Sending moderate sized data disconnects server

Mortoc
edited February 2012 in DotNet
So, here's my situation:
The Model portion of my Unity3d application is all serializable using the system provided in System.Runtime.Serialization. In my app, I run a classroom, and in that classroom are pieces of state that get sent to a student when they first arrive in a class - which seat was selected, student set up info (name, gender, etc), professor position and the largest piece, the history of the lines drawn on the board. That largest part in the worst case (when I scribble on the whiteboard for about 5 minutes to make it a solid color) is about 200kb serialized. I compress this (using LZMA) down to 20kb.

And here's the problem:
On slow users' connections, especially if the MasterClient is on a slow connection, they'll disconnect from the server when a large bit of information is sent. Even this 20kb seems to do it if their connection is slow enough. I'm able to replicate this bug if I set my internet connection to something like 10kbps upload max.

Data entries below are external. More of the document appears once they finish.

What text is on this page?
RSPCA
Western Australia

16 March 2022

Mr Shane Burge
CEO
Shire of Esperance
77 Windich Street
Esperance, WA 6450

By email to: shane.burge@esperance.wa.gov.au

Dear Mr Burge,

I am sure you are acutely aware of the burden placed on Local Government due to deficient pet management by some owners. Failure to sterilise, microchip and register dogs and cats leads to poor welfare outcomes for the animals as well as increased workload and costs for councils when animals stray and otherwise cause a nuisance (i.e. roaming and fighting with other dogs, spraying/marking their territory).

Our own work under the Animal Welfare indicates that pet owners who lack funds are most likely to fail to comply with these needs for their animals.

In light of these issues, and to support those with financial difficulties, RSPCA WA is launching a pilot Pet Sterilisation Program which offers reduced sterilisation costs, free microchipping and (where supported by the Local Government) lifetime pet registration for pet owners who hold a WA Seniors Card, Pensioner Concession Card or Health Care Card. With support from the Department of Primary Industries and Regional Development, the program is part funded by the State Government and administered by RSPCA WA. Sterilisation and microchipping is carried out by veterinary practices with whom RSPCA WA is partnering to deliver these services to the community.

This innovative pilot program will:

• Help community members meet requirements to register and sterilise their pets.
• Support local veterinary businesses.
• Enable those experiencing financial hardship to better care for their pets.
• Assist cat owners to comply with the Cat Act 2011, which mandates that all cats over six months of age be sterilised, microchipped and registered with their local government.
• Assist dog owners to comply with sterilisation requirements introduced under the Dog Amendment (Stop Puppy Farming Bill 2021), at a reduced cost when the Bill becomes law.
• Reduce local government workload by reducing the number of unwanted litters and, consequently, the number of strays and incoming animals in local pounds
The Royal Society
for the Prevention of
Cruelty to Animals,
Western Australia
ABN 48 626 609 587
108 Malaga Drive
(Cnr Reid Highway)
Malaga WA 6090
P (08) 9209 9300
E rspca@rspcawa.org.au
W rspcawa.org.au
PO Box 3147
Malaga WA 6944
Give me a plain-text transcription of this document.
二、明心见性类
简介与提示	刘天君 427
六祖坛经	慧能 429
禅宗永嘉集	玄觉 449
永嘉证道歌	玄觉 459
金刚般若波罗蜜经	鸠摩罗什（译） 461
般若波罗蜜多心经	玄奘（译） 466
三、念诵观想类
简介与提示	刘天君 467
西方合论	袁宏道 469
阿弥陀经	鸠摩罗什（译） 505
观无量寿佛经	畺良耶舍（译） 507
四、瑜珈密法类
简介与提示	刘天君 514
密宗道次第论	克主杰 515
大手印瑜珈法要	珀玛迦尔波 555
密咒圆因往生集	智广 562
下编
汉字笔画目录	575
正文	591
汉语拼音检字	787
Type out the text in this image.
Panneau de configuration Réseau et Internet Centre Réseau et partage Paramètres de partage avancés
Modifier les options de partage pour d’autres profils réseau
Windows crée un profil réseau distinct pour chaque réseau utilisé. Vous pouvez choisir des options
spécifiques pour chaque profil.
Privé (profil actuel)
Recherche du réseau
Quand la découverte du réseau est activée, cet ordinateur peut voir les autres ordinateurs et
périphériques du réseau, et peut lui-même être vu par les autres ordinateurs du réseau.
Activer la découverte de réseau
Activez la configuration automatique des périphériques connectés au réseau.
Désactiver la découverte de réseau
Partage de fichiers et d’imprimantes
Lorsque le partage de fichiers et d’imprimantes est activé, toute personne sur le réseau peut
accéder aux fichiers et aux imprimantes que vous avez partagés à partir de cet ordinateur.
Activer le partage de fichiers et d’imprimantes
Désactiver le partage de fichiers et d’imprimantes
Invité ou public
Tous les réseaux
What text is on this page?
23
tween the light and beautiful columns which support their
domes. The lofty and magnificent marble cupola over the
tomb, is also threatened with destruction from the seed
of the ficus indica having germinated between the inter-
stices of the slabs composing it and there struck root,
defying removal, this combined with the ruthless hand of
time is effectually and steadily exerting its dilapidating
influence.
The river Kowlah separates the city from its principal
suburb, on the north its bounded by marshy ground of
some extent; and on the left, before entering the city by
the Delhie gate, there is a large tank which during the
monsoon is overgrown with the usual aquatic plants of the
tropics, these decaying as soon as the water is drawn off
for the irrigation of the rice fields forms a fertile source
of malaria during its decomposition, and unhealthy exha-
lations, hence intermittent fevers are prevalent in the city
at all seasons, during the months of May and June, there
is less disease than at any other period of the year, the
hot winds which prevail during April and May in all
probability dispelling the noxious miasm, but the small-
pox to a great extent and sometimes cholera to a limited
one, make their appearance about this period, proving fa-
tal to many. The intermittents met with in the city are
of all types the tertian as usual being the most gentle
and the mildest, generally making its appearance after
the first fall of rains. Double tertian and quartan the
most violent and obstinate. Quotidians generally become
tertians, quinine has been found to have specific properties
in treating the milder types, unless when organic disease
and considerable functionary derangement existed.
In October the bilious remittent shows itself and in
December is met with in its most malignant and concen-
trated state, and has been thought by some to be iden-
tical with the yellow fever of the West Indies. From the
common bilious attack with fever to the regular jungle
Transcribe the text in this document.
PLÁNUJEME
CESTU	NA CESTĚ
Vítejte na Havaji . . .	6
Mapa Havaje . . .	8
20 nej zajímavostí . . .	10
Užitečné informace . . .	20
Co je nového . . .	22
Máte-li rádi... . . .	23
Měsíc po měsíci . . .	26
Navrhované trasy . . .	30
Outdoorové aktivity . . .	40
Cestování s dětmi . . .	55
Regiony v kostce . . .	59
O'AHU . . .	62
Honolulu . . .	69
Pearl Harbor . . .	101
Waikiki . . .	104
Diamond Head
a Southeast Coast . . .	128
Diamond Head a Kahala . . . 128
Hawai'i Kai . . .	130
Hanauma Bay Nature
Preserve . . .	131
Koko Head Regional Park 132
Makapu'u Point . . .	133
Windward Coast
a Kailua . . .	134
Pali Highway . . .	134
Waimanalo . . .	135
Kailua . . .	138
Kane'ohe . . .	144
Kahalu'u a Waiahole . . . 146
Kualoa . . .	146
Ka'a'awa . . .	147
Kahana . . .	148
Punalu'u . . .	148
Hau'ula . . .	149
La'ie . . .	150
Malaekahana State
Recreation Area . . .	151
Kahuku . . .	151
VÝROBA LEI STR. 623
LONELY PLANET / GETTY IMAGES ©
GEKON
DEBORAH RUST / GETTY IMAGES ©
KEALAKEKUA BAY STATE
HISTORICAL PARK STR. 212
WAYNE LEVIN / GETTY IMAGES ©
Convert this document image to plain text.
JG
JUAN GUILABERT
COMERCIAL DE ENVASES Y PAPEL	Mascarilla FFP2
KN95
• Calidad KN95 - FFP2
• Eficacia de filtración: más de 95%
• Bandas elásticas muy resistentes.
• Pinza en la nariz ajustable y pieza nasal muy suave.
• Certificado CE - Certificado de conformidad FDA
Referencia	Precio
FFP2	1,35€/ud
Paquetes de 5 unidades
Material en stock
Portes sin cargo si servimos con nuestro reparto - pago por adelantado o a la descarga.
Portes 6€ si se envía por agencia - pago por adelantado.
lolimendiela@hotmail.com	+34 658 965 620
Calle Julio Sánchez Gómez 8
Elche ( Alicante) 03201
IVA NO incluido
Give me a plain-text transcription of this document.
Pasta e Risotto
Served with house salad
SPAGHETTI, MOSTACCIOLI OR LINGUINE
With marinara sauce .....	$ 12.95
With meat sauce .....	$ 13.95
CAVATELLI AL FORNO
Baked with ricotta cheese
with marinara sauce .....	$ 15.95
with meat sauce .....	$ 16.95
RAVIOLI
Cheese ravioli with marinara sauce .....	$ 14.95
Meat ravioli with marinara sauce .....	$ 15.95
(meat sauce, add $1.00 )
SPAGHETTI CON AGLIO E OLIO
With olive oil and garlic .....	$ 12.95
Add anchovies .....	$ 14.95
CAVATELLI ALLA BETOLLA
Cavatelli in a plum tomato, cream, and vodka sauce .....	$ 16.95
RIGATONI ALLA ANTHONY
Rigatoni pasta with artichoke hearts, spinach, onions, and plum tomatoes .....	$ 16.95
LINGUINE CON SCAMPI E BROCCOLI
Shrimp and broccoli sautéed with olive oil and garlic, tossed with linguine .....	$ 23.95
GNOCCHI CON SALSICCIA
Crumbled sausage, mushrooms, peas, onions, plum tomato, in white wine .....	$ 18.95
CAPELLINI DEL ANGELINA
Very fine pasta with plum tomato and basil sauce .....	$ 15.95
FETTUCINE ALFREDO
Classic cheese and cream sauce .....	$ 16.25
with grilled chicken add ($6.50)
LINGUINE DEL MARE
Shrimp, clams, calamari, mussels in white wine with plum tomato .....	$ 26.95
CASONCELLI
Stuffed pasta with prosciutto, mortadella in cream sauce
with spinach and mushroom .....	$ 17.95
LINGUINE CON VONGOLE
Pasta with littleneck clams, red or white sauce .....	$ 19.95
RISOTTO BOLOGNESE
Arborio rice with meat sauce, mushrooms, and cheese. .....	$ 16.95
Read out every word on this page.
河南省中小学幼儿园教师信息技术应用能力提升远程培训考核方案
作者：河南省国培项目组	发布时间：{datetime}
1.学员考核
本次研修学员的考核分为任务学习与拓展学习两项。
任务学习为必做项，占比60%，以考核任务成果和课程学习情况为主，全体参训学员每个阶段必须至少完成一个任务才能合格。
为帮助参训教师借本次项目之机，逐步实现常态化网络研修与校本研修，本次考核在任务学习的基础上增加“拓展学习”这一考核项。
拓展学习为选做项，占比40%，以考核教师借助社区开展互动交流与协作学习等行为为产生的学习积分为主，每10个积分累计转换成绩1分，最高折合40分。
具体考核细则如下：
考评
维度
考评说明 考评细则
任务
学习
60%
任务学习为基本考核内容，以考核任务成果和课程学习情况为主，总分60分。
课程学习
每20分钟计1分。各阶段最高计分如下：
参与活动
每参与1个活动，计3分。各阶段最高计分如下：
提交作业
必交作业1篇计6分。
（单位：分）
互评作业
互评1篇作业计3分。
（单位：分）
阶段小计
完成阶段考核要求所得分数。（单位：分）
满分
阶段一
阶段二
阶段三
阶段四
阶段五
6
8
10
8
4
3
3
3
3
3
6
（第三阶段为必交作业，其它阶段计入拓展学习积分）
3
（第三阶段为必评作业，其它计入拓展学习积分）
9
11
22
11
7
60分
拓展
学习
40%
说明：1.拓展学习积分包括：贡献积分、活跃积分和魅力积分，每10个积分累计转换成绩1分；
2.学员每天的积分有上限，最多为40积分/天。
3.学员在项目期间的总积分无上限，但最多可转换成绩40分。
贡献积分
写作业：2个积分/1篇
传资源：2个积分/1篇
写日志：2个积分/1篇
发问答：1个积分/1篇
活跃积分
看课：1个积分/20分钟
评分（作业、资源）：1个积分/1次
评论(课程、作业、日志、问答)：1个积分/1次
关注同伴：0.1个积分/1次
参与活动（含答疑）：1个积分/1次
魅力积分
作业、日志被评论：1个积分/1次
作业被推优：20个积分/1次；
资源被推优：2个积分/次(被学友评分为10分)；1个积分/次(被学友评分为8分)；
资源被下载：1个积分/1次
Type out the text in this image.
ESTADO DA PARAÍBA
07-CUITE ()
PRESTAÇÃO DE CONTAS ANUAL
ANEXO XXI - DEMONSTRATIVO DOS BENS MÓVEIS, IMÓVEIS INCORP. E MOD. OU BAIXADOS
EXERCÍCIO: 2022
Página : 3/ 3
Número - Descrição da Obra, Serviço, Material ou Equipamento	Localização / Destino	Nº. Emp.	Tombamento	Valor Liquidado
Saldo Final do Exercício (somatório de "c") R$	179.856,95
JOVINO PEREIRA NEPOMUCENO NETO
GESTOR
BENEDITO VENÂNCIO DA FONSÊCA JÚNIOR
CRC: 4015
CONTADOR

Is there a better way to send 20kb worth of bytes than to pack it all in to the argument for a photonView.RPC? I understand the engine will split it up in to 1200 byte packets.

My initial thought to solve this issue is to do some sort of detection of the client's upload speed and stay under that limit per second to try to give the system some room to breathe on larger uploads. This seems like it isn't the most robust solution since their upload speed may change and I can't be continuously testing their max. Anyone with some experience here able to point me in a better direction?

Comments

  • Reduce the amount of data you send or ensure its on a correspondingly high channel number so it gets a lower priority and hence only sent if there is bandwidth left.

    Chances are pretty good that you are simply overloading the master client and if he is doing some relevant job like being the authorative node, that will 'block the whole game'.

    Also you might want to consider using room properties to store this history so its held and distributed through photon instead of being property of the master client.
  • Thanks dreamora. I found another post that talked about sending on a higher channel number, but I can't find anything in the API that allows me to do this - do you know if that concept goes by another term in the Unity Photon API?
  • You choose the channel number when you raise the custom op / raise an event.

    If you use PUN (in which case this would be the wrong board) you have to implement it yourself, it does neither expose channel numbers nor game properties
  • Most likely your amount of data creates a lot of packages which are reliable and thus require additional packages to be ACKd.
    Our demos are built to send the amount of data they create (namely: few). You could most likely improve the situation by finding the place where SendOutgoingCommands is called and change this into "while (SendOutgoingCommands()) {}".
    This allows your client to send any amount of packages to get your locally produced data on the way to the server.